GF Harvest and Mother’s Hemp Farms have been among the state’s pioneers in the fledgling hemp industry, with owner Dale Tenhulzen hoping to become the state’s largest hemp processor. However, earlier this month, Tenhulzen ran into trouble with the Securities and Exchange Commission in connection with another one of his businesses, the Live Wealthy Institute. The SEC says Tenhulzen sold unregistered securities and without the appropriate license.
GF Harvest and Mother’s Hemp Farms have been among the state’s pioneers in the fledgling hemp industry, with owner Dale Tenhulzen hoping to become the state’s largest hemp processor. However, earlier this month, Tenhulzen ran into trouble with the Securities and Exchange Commission in connection with another one of his businesses, the Live Wealthy Institute. The SEC says Tenhulzen sold unregistered securities and without the appropriate license.
Tribune file photo by Mark Davis
Posted

A local business owner has been charged with selling unregistered securities and acting as an unregistered broker after raising millions of dollars for what federal authorities say was a “massive Ponzi scheme.”

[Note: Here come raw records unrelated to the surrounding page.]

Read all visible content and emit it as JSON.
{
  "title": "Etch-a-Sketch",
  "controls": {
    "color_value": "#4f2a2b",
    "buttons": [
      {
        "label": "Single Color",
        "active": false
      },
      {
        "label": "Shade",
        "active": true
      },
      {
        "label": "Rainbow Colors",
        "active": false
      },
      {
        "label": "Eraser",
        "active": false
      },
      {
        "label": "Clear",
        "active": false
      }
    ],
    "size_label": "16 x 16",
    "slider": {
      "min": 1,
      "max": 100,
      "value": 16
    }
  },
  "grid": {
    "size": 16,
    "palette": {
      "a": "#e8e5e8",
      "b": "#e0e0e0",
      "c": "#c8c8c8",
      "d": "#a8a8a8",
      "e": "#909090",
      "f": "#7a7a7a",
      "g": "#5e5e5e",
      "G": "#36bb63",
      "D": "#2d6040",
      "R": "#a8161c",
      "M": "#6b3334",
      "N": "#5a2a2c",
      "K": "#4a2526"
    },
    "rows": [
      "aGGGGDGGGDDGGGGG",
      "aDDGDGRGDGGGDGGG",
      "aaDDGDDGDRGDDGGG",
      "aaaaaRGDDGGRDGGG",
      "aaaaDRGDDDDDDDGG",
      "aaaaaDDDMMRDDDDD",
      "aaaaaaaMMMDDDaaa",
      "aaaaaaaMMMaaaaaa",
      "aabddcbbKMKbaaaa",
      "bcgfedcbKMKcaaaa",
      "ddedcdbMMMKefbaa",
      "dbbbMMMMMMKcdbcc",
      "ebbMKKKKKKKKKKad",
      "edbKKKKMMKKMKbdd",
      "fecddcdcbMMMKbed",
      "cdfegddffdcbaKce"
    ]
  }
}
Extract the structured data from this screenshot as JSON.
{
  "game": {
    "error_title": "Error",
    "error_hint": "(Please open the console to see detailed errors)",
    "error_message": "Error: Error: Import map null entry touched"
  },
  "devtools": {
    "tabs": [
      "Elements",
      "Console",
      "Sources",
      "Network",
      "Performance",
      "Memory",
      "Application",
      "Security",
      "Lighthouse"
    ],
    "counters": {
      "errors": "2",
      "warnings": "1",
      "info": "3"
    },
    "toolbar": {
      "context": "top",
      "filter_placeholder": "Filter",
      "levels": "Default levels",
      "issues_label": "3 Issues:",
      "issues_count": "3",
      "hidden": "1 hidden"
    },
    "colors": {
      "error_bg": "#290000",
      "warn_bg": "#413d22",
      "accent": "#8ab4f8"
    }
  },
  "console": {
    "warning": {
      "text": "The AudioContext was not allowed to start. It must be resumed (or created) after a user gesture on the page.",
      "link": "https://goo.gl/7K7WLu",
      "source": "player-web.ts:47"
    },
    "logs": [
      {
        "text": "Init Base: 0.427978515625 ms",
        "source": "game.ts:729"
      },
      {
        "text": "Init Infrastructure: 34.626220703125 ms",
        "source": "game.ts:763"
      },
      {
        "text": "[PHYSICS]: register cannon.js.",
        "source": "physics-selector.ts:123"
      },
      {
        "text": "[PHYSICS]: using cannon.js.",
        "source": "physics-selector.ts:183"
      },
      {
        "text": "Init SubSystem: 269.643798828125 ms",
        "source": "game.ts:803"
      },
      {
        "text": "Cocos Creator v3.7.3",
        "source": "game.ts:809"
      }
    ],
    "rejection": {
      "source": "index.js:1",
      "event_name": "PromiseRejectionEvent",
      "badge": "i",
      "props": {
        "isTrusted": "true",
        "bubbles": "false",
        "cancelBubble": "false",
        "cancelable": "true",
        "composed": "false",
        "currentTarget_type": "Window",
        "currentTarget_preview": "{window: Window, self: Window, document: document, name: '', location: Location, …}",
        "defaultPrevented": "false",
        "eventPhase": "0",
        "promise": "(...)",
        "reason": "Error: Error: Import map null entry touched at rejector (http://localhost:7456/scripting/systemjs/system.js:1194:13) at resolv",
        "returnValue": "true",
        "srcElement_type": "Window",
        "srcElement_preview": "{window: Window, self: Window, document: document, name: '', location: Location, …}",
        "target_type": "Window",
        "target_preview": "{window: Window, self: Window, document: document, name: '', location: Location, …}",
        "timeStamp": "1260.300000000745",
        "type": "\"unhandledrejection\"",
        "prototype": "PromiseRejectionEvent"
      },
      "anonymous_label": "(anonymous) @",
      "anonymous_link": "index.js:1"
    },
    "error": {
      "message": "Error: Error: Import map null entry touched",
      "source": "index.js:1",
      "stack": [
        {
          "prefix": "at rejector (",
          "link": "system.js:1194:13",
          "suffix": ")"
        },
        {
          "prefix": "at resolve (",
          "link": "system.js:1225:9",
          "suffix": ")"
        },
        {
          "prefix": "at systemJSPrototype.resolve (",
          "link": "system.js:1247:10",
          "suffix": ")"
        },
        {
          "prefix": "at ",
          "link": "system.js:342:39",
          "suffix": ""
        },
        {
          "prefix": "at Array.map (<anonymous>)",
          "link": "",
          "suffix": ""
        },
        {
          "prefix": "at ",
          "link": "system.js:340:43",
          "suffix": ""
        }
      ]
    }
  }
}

Dale Tenhulzen is the CEO and president of Mother’s Hemp Farms — which is growing hemp outside of Powell and near Deaver — and the CEO of Gluten Free Oats, a Powell company he purchased earlier this spring. However, the civil charges filed by the Securities and Exchange Commission (SEC) this month relate to Tenhulzen’s work with his Live Wealthy Institute.

The SEC says that, between April 2015 and September 2019, Tenhulzen and Live Wealthy Institute offered and sold interests in several real estate investment funds managed by EquiAlt, LLC.

The Florida-based real estate firm told investors that it was using their money to buy up distressed and undervalued properties, which would then be flipped at a healthy profit. However, the SEC says less than half of the $170 million raised from more than 1,100 investors actually went toward properties. Federal regulators allege that millions of dollars supported the lavish spending of two men at the top of EquiAlt. Additionally, money from one fund was used to make Ponzi-like payments to earlier investors, the SEC says. At the request of the commission, a federal judge in Florida halted all of EquiAlt’s operations in February and appointed a receiver to manage the company’s assets.

There is no indication or allegation that Tenhulzen, 61, was aware of anything untoward at EquiAlt. Allan Lerner, a Ft. Lauderdale, Florida, attorney who’s representing Tenhulzen, noted that the SEC’s complaint against his client is not based on fraud or deceptive conduct. The SEC allegations are simply that Tenhulzen and his LLC acted as unregistered brokers and sold unregistered securities for EquiAlt, though the commission says he was one of the company’s best sales agents.

According to the SEC’s complaint, Tenhulzen sold approximately $15 million of EquiAlt’s unregistered securities to more than 60 retail investors, receiving about $1.5 million in commissions and bonuses.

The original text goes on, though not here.